Love as you currently understand it, of course, we haven’t gone very deep into the red thread, sex and drugs and rock and roll and all that bollocks. Never mind them. The bollocks.
Never Mind The Bollocks*
She felt perfect from the moment she waved me over. “Do you want to come over here…” I’m still thinking about her. The qualities of the imagination she ignited. The stripper, that is.
What is it about youth that intoxicates us so? Is it the energy? Some imaginative delaying of our own aging, mortality, sexual decline. Cause, it’s all about the sex at the moment. As they say on FetLife, “any hole will do.” Was that too dark? This isn’t meant to be a family show.
I am noticing my own ennui at the moment. Even in this most perfect of snow/ice days. The heat is working. The cats are restless and seeking warmth next to my body, but I’m restless. Moving.
Quiet.
The chupacabra is away. Complaining about the weather, his hunger, and would I order some food for him from Uber Eats. Um. “I’m too busy. Overwhelmed.”
I forwarded him a copy of the “overdrawn” email from my bank.
Sorry.
He meant about asking for the order, not about my money issues. We have money issues, both of us. His is more flexible. Mine is dire, should I not continue pulling rabbits out hats. So close. So many opening doors.
What I need is a benefactor.
An altered path for cash. An alternative supply of intoxicating kisses. I can’t pay for lap dances or food deliveries for my twenty-five year old son. It is five or six days until February, and a whole new round of bills arrives.
She is not going to be my salvation. Her money or lack of money. I will need to meet her on neutral ground. Among friends. At an event. Dance, perhaps. A modern dancer, yes. Like Emily Blunt in Adjustment Bureau. That’s the idea.
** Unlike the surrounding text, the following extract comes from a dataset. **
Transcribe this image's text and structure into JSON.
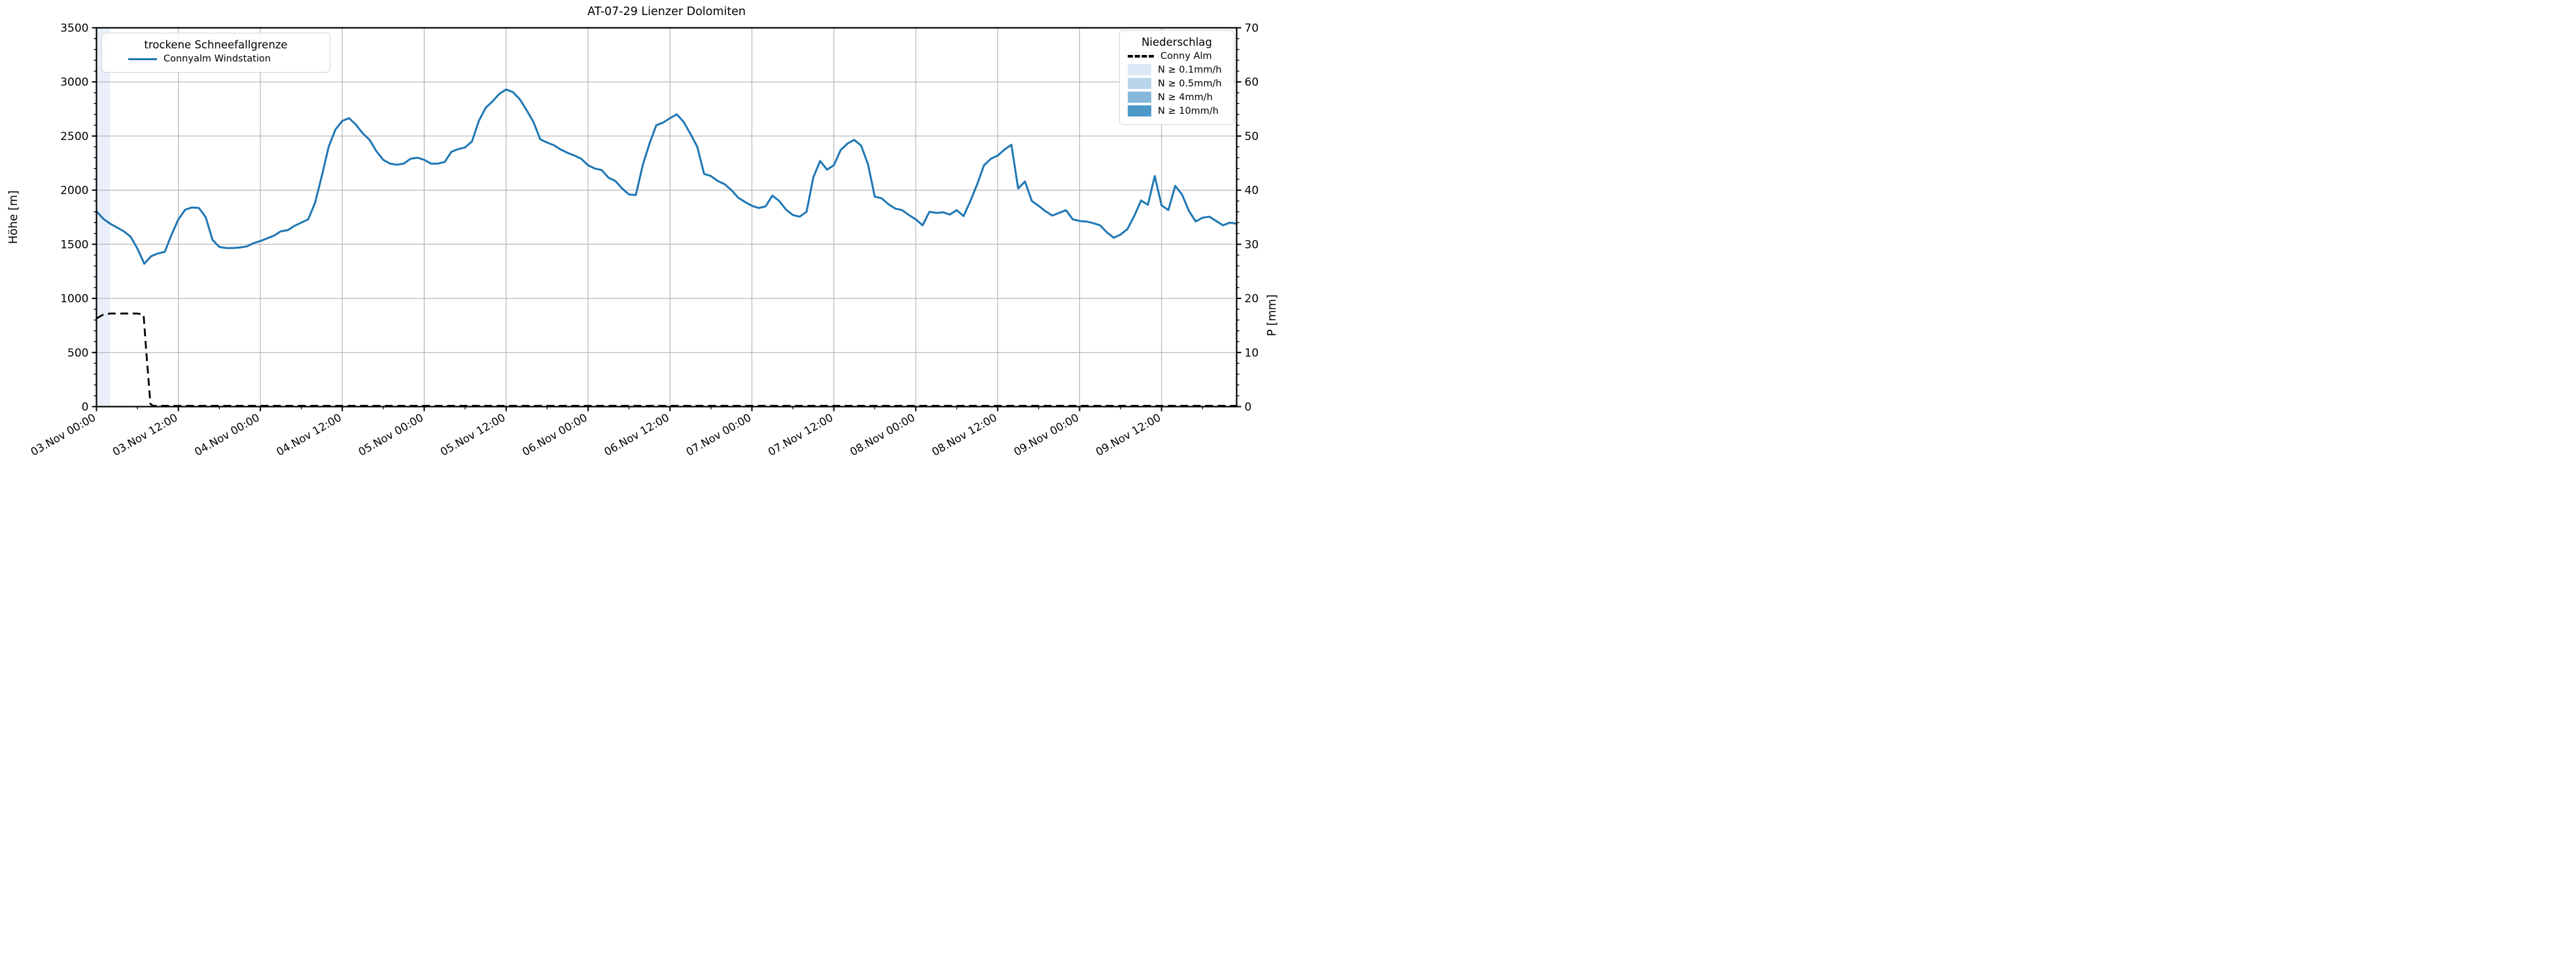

The young remind us of our youth. I was not a source of future prosperity for April, the stripper, in fact, just the opposite. I showed my naivete and inexperience with the newer club, post plague strip clubs. Things are different. More expensive. Controlled. Two drink minimum and $25 cover charge. Who the fuck does that go to?
Or an hour massage from the Asian mall massage business, “no happy ending, don’t even ask.” Either or. About $100 post tip. Each slightly guilty pleasure, simple and transactional.
With the icing of the city, it’s just me and the cats tonight. April and her kind will have to get by on the kindness and attention of others. This is all the attention she’s going to get from me. I don’t need to find an obsession, or a fix.
Alone. Alone. And more alone. Drive time for the next chapter of my life to begin. It doesn’t happen by magic or accident. It’s also no arranged by god like some master plan. “God will only give you what you can handle” bullshit, not now.
God isn’t on the playing field, you are. I am.
The next right move is up to me. The next word, that’s me as well. The next right woman will not be a stripper or a real estate agent. She may not even be in this country at the moment. I’ve been giving some thought to renting my house and spending time in Spain for a few years. Or Paris in speakeasys with real absinthe.
Escape. I just want an escape. But the trap I’m in, the position I’m in, the chair I’m writing from, are all quiet pleasent and unbothered. The fear is in my mind, a gift from my anxious mother. Worry worry, never really helps.
A therapist told me once, pay attention to the nightmare. It doesn’t mean that’s what’s going to happen, but it might point you in a good direction for emotional work.
She’s done a lot of work on herself. She’s an artist or athelete of some sort. She’s not looking for a partner, but when she meets me everything recalibrates for both of us.
I’m not looking, in the same way I want her to not be looking. I don’t need a relationship. I want one. Big difference. I can keep the two separate for now. If too much time passes, I might need to top off my touch needs with April or an available massage therapist.